Soak the cashews in hot water for one hour. Drain and set aside.
Soak the textured vegetable protein chunks in a bowl with some hot water (we added 2 cups or 500 ml of water) and one tablespoon of tamari or soy sauce (optional) for at least 15 minutes. Drain and set aside.
Add the cashews to a blender with the milk and vegetable stock and blend until smooth. Set aside.
Sauté the onion and mushrooms in a large pot with some vegetable stock, water or oil until golden brown.
Add the flour, tamari or soy sauce, ground black pepper, textured vegetable protein chunks and cashew cream. Stir and cook over medium-high heat for 10 to 15 minutes, stirring occasionally. If the sauce is too thick, add more milk or stock and if it’s too watery, add more flour.
Garnish with some chopped fresh parsley and serve with pasta or rice. We love buckwheat pasta.

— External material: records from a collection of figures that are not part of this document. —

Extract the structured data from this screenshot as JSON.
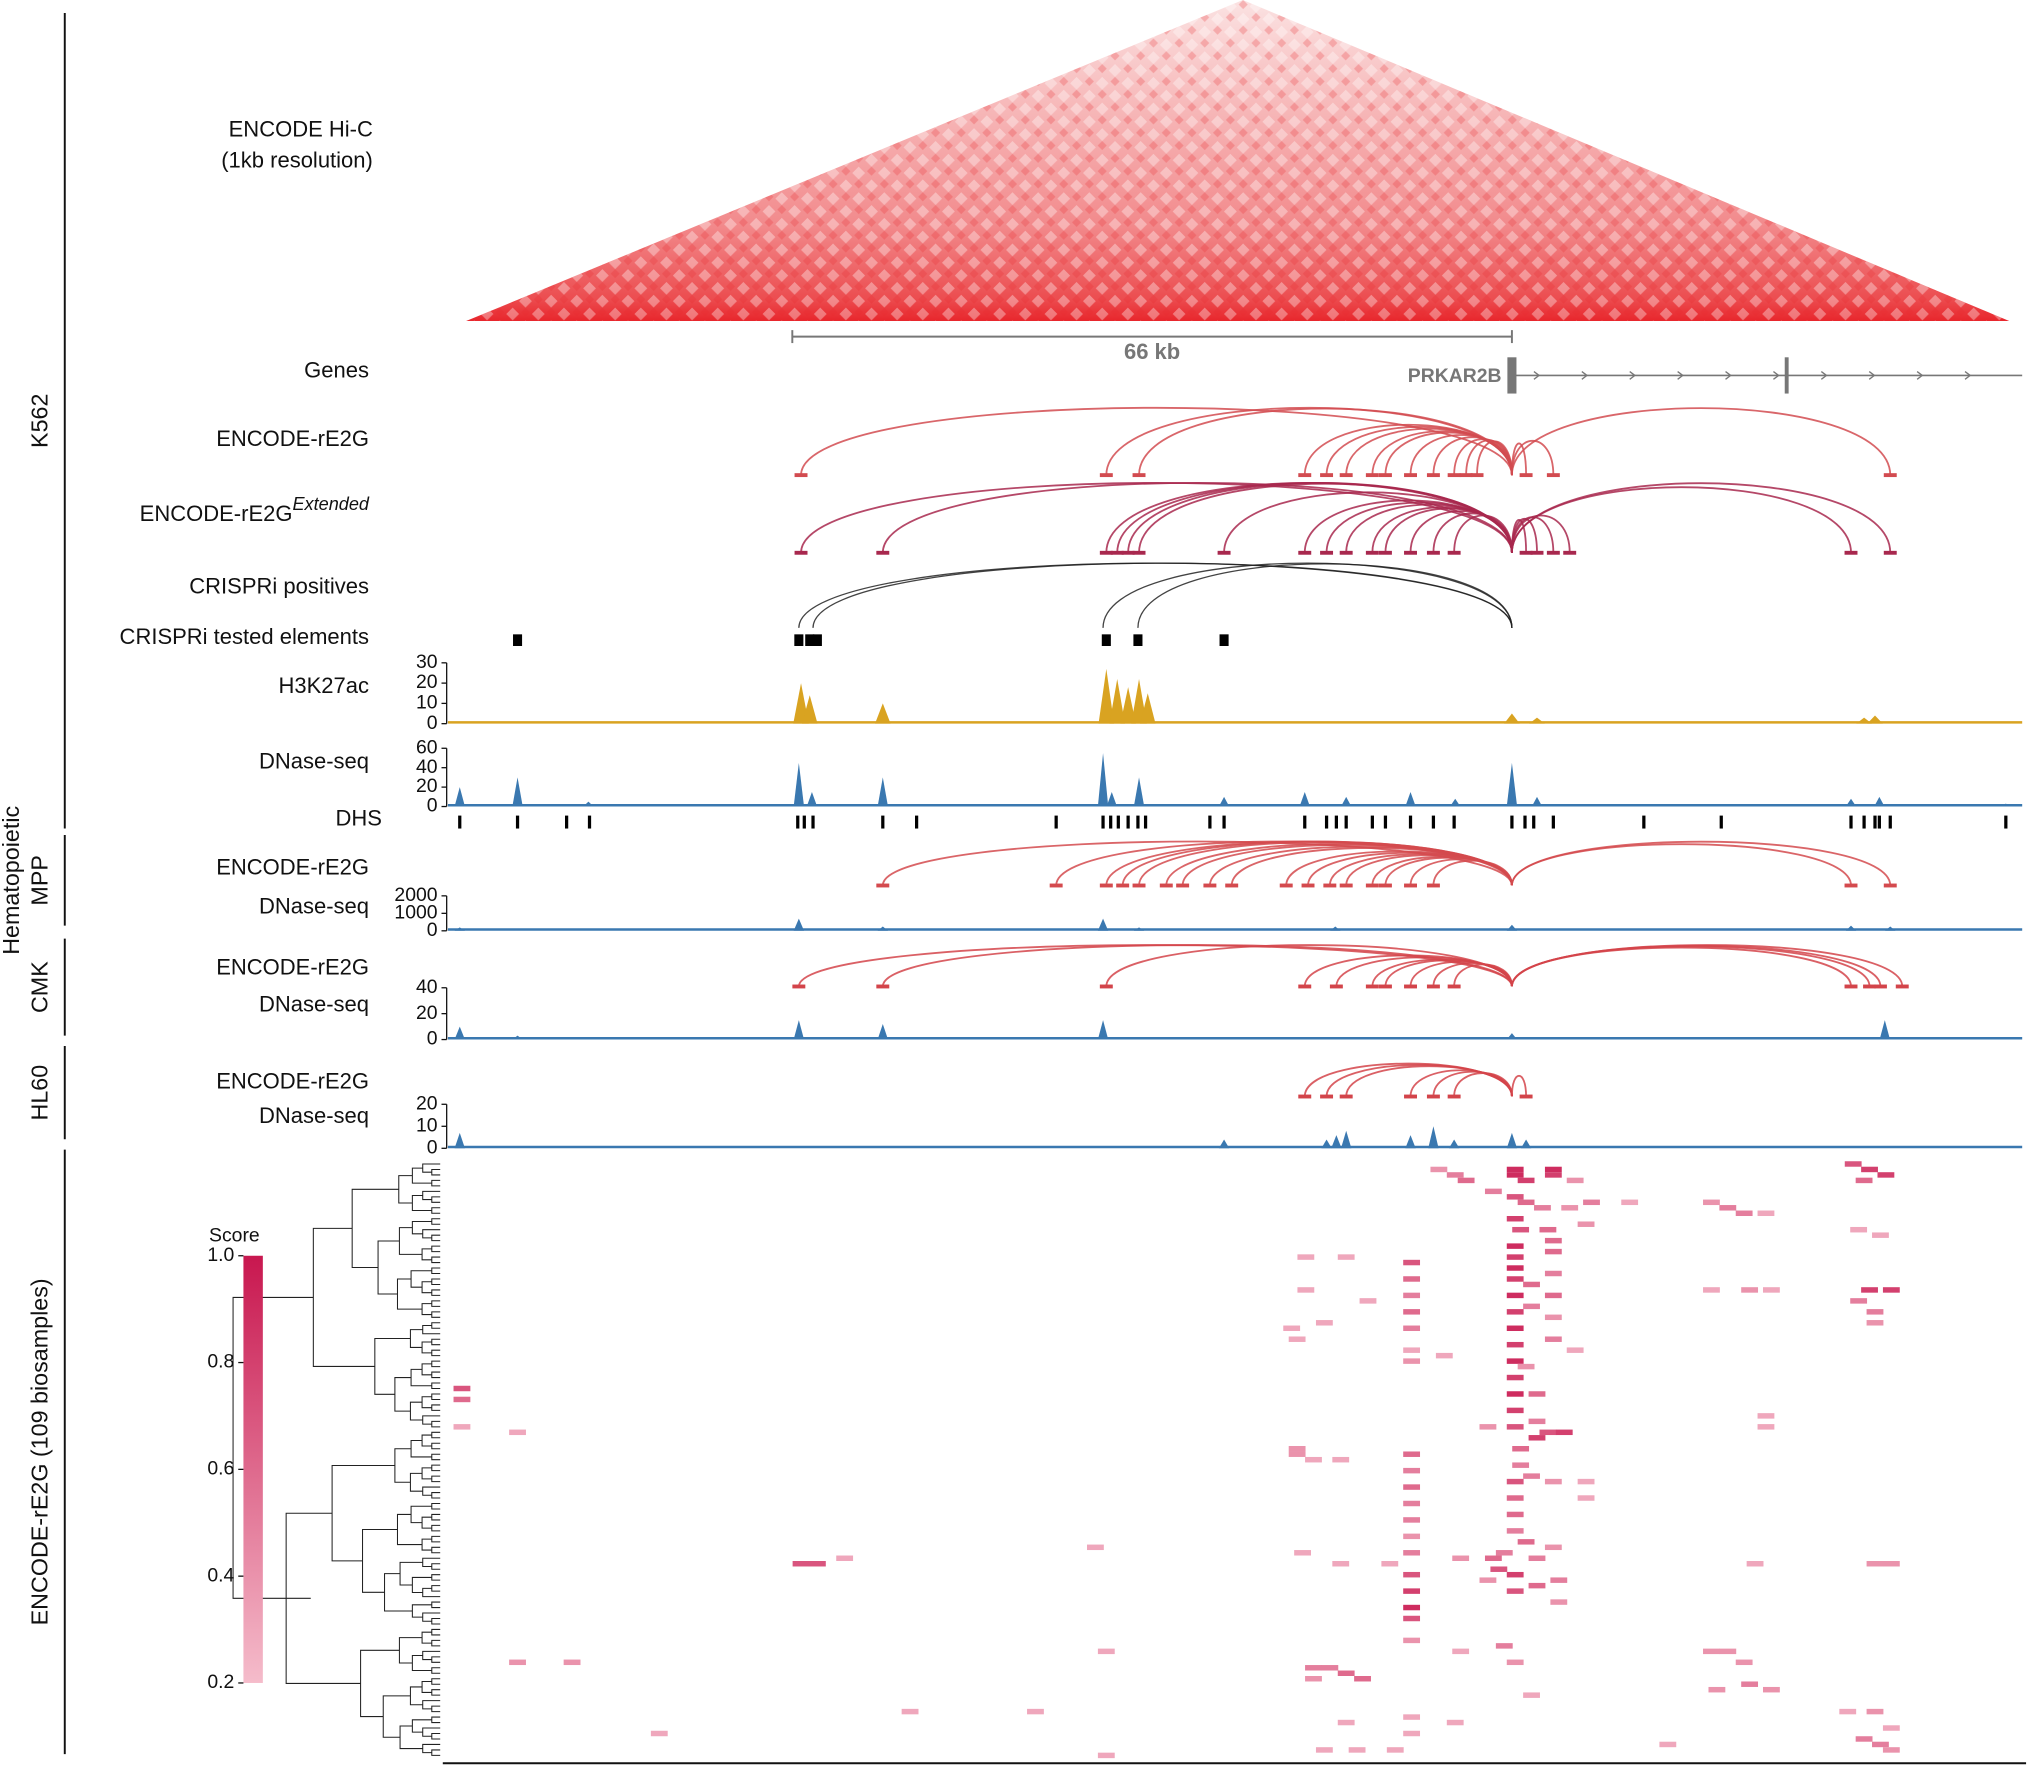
{
  "chart_data": {
    "type": "genome-tracks",
    "xlim": [
      0,
      144.5
    ],
    "groups": [
      {
        "label": [
          "K562"
        ]
      },
      {
        "label": [
          "Hematopoietic",
          "MPP"
        ]
      },
      {
        "label": [
          "CMK"
        ]
      },
      {
        "label": [
          "HL60"
        ]
      },
      {
        "label": [
          "ENCODE-rE2G (109 biosamples)"
        ]
      }
    ],
    "hic": {
      "label": [
        "ENCODE Hi-C",
        "(1kb resolution)"
      ],
      "color": "#e8262c"
    },
    "scale_bar": {
      "label": "66 kb",
      "x": [
        31.7,
        97.7
      ]
    },
    "genes": {
      "label": "Genes",
      "name": "PRKAR2B",
      "tss": 97.7,
      "end": 144.5,
      "exons": [
        97.7,
        122.9
      ],
      "color": "#777777"
    },
    "arc_tracks": [
      {
        "label": "ENCODE-rE2G",
        "color": "#d24b50",
        "target": 97.7,
        "elements": [
          32.5,
          60.5,
          63.5,
          78.7,
          80.7,
          82.5,
          84.9,
          86.1,
          88.4,
          90.5,
          92.4,
          93.5,
          94.5,
          99,
          101.5,
          132.4
        ]
      },
      {
        "label": "ENCODE-rE2G",
        "label_sup": "Extended",
        "color": "#a8284e",
        "target": 97.7,
        "elements": [
          32.5,
          40,
          60.5,
          61.5,
          62.5,
          63.5,
          71.3,
          78.7,
          80.7,
          82.5,
          84.9,
          86.1,
          88.4,
          90.5,
          92.4,
          99,
          100,
          101.5,
          103,
          128.8,
          132.4
        ]
      },
      {
        "label": "CRISPRi positives",
        "color": "#222222",
        "target": 97.7,
        "elements": [
          32.3,
          33.6,
          60.2,
          63.4
        ]
      },
      {
        "label": "ENCODE-rE2G",
        "color": "#d44a4e",
        "target": 97.7,
        "elements": [
          40,
          55.9,
          60.5,
          62,
          63.5,
          66,
          67.5,
          70,
          72,
          77,
          79,
          81,
          82.5,
          84.9,
          86.1,
          88.4,
          90.5,
          128.8,
          132.4
        ]
      },
      {
        "label": "ENCODE-rE2G",
        "color": "#d3444a",
        "target": 97.7,
        "elements": [
          32.3,
          40,
          60.5,
          78.7,
          81.6,
          84.9,
          86.1,
          88.4,
          90.5,
          92.4,
          128.8,
          130.5,
          131.5,
          133.5
        ]
      },
      {
        "label": "ENCODE-rE2G",
        "color": "#d3444a",
        "target": 97.7,
        "elements": [
          78.7,
          80.7,
          82.5,
          88.4,
          90.5,
          92.4,
          99
        ]
      }
    ],
    "tested_elements": {
      "label": "CRISPRi tested elements",
      "x": [
        6.5,
        32.3,
        33.3,
        34,
        60.5,
        63.4,
        71.3
      ]
    },
    "signal_tracks": [
      {
        "label": "H3K27ac",
        "color": "#d9a321",
        "ylim": [
          0,
          30
        ],
        "yticks": [
          0,
          10,
          20,
          30
        ],
        "x": [
          32.5,
          33.3,
          40,
          60.5,
          61.5,
          62.5,
          63.5,
          64.3,
          97.7,
          100,
          130,
          131
        ],
        "values": [
          20,
          14,
          10,
          27,
          22,
          18,
          22,
          15,
          5,
          3,
          3,
          4
        ]
      },
      {
        "label": "DNase-seq",
        "color": "#3a78b0",
        "ylim": [
          0,
          60
        ],
        "yticks": [
          0,
          20,
          40,
          60
        ],
        "x": [
          1.2,
          6.5,
          13,
          32.3,
          33.5,
          40,
          60.2,
          61,
          63.5,
          71.3,
          78.7,
          82.5,
          88.4,
          92.5,
          97.7,
          100,
          128.8,
          131.4,
          143
        ],
        "values": [
          20,
          30,
          5,
          45,
          15,
          30,
          55,
          15,
          30,
          10,
          15,
          10,
          15,
          8,
          45,
          10,
          8,
          10,
          3
        ]
      },
      {
        "label": "DNase-seq",
        "color": "#3a78b0",
        "ylim": [
          0,
          2000
        ],
        "yticks": [
          0,
          1000,
          2000
        ],
        "x": [
          1.2,
          32.3,
          40,
          60.2,
          63.5,
          81.5,
          97.7,
          128.8,
          132.4
        ],
        "values": [
          200,
          700,
          250,
          700,
          200,
          250,
          350,
          300,
          250
        ]
      },
      {
        "label": "DNase-seq",
        "color": "#3a78b0",
        "ylim": [
          0,
          40
        ],
        "yticks": [
          0,
          20,
          40
        ],
        "x": [
          1.2,
          6.5,
          32.3,
          40,
          60.2,
          97.7,
          131.9
        ],
        "values": [
          10,
          3,
          15,
          12,
          15,
          5,
          15
        ]
      },
      {
        "label": "DNase-seq",
        "color": "#3a78b0",
        "ylim": [
          0,
          20
        ],
        "yticks": [
          0,
          10,
          20
        ],
        "x": [
          1.2,
          71.3,
          80.7,
          81.6,
          82.5,
          88.4,
          90.5,
          92.4,
          97.7,
          99
        ],
        "values": [
          7,
          4,
          4,
          6,
          8,
          6,
          10,
          4,
          7,
          4
        ]
      }
    ],
    "dhs": {
      "label": "DHS",
      "x": [
        1.2,
        6.5,
        11,
        13.1,
        32.2,
        32.8,
        33.6,
        40,
        43.1,
        55.9,
        60.2,
        60.9,
        61.6,
        62.5,
        63.4,
        64.1,
        70,
        71.3,
        78.7,
        80.7,
        81.6,
        82.5,
        84.9,
        86.1,
        88.4,
        90.5,
        92.4,
        97.7,
        98.9,
        99.7,
        101.5,
        109.8,
        116.9,
        128.8,
        130,
        131,
        131.4,
        132.4,
        143
      ]
    },
    "heatmap": {
      "x": [
        91,
        92.5,
        93.5,
        96,
        98,
        98,
        99,
        101.5,
        101.5,
        103.5,
        98,
        99,
        100.5,
        103,
        105,
        108.5,
        116,
        117.5,
        119,
        121,
        129,
        130.5,
        132,
        130,
        98,
        98.5,
        101,
        104.5,
        101.5,
        129.5,
        131.5,
        98,
        98,
        98,
        98,
        98,
        98,
        98,
        98,
        98,
        98,
        99.5,
        99.5,
        101.5,
        101.5,
        101.5,
        101.5,
        101.5,
        88.5,
        88.5,
        88.5,
        88.5,
        88.5,
        78.8,
        82.5,
        78.8,
        84.5,
        116,
        119.5,
        121.5,
        130.5,
        132.5,
        129.5,
        131,
        131,
        77.5,
        78,
        80.5,
        88.5,
        88.5,
        91.5,
        99,
        103.5,
        98,
        98,
        98,
        100,
        100,
        100,
        101,
        102.5,
        95.5,
        1.4,
        1.4,
        1.4,
        6.5,
        98.5,
        98.5,
        98,
        98,
        78,
        78,
        79.5,
        82,
        88.5,
        88.5,
        88.5,
        88.5,
        121,
        121,
        99.5,
        101.5,
        104.5,
        104.5,
        88.5,
        88.5,
        88.5,
        98,
        98,
        97,
        99,
        100,
        101.5,
        32.5,
        34,
        36.5,
        59.5,
        78.5,
        82,
        86.5,
        93,
        96,
        96.5,
        95.5,
        98,
        98,
        100,
        102,
        102,
        88.5,
        88.5,
        88.5,
        88.5,
        131,
        132.5,
        120,
        6.5,
        11.5,
        60.5,
        79.5,
        81,
        82.5,
        84,
        79.5,
        88.5,
        93,
        97,
        98,
        116,
        117.5,
        119,
        116.5,
        119.5,
        121.5,
        99.5,
        82.5,
        88.5,
        88.5,
        92.5,
        19.5,
        42.5,
        54,
        128.5,
        131,
        132.5,
        130,
        131.5,
        132.5,
        60.5,
        80.5,
        83.5,
        87,
        112
      ],
      "rows": [
        1,
        2,
        3,
        5,
        1,
        2,
        3,
        1,
        2,
        3,
        6,
        7,
        8,
        8,
        7,
        7,
        7,
        8,
        9,
        9,
        0,
        1,
        2,
        3,
        10,
        12,
        12,
        11,
        14,
        12,
        13,
        15,
        17,
        19,
        21,
        24,
        27,
        30,
        33,
        36,
        39,
        22,
        26,
        16,
        20,
        24,
        28,
        32,
        18,
        21,
        24,
        27,
        30,
        17,
        17,
        23,
        25,
        23,
        23,
        23,
        23,
        23,
        25,
        27,
        29,
        30,
        32,
        29,
        34,
        36,
        35,
        37,
        34,
        42,
        45,
        48,
        42,
        47,
        50,
        49,
        49,
        48,
        41,
        43,
        48,
        49,
        52,
        55,
        58,
        61,
        52,
        53,
        54,
        54,
        53,
        56,
        59,
        62,
        46,
        48,
        57,
        58,
        58,
        61,
        65,
        68,
        71,
        64,
        67,
        71,
        69,
        72,
        70,
        73,
        73,
        72,
        70,
        71,
        73,
        73,
        72,
        72,
        74,
        76,
        75,
        78,
        77,
        76,
        80,
        75,
        78,
        81,
        83,
        73,
        73,
        73,
        91,
        91,
        89,
        92,
        92,
        93,
        94,
        94,
        87,
        89,
        88,
        91,
        89,
        89,
        91,
        96,
        95,
        96,
        97,
        102,
        101,
        104,
        102,
        104,
        100,
        100,
        100,
        100,
        103,
        105,
        106,
        107,
        108,
        107,
        107,
        107,
        106
      ],
      "values": [
        0.4,
        0.5,
        0.6,
        0.5,
        0.9,
        0.9,
        0.8,
        0.9,
        0.8,
        0.4,
        0.7,
        0.6,
        0.5,
        0.4,
        0.5,
        0.3,
        0.4,
        0.5,
        0.5,
        0.3,
        0.7,
        0.8,
        0.8,
        0.6,
        0.8,
        0.7,
        0.6,
        0.4,
        0.6,
        0.3,
        0.3,
        0.9,
        0.8,
        0.9,
        0.8,
        0.9,
        0.8,
        0.9,
        0.8,
        0.9,
        0.8,
        0.6,
        0.5,
        0.6,
        0.5,
        0.6,
        0.4,
        0.5,
        0.7,
        0.6,
        0.5,
        0.6,
        0.5,
        0.3,
        0.3,
        0.3,
        0.3,
        0.3,
        0.4,
        0.3,
        0.8,
        0.8,
        0.5,
        0.5,
        0.4,
        0.3,
        0.3,
        0.3,
        0.3,
        0.4,
        0.3,
        0.4,
        0.3,
        0.9,
        0.8,
        0.7,
        0.6,
        0.5,
        0.8,
        0.7,
        0.8,
        0.4,
        0.7,
        0.6,
        0.3,
        0.3,
        0.6,
        0.5,
        0.7,
        0.6,
        0.4,
        0.4,
        0.3,
        0.3,
        0.6,
        0.5,
        0.6,
        0.5,
        0.3,
        0.3,
        0.5,
        0.4,
        0.3,
        0.3,
        0.5,
        0.4,
        0.5,
        0.6,
        0.5,
        0.5,
        0.6,
        0.5,
        0.4,
        0.7,
        0.7,
        0.3,
        0.3,
        0.3,
        0.3,
        0.3,
        0.4,
        0.6,
        0.7,
        0.4,
        0.8,
        0.7,
        0.6,
        0.5,
        0.4,
        0.7,
        0.8,
        0.9,
        0.7,
        0.4,
        0.4,
        0.3,
        0.4,
        0.4,
        0.3,
        0.5,
        0.5,
        0.6,
        0.6,
        0.4,
        0.4,
        0.3,
        0.5,
        0.4,
        0.4,
        0.4,
        0.4,
        0.4,
        0.5,
        0.4,
        0.3,
        0.3,
        0.3,
        0.3,
        0.3,
        0.3,
        0.3,
        0.3,
        0.3,
        0.4,
        0.3,
        0.5,
        0.5,
        0.4,
        0.3,
        0.3,
        0.3,
        0.3,
        0.3
      ]
    },
    "colorbar": {
      "label": "Score",
      "lim": [
        0.2,
        1.0
      ],
      "ticks": [
        0.2,
        0.4,
        0.6,
        0.8,
        {
          "value": 1,
          "label": "1.0"
        }
      ],
      "color_low": "#f5bccb",
      "color_high": "#c8174f"
    }
  }
}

Keep the vegan Stroganoff in a sealed container ind the fridge for up to 5 days.
Textured vegetable protein chunks can be replaced by tofu, tempeh, seitan or more mushrooms.
Feel free to use salt instead of the tamari or soy sauce.
Water can be used instead of the milk or stock, but the sauce will have less flavor.
Add your favorite spices, herbs or veggies.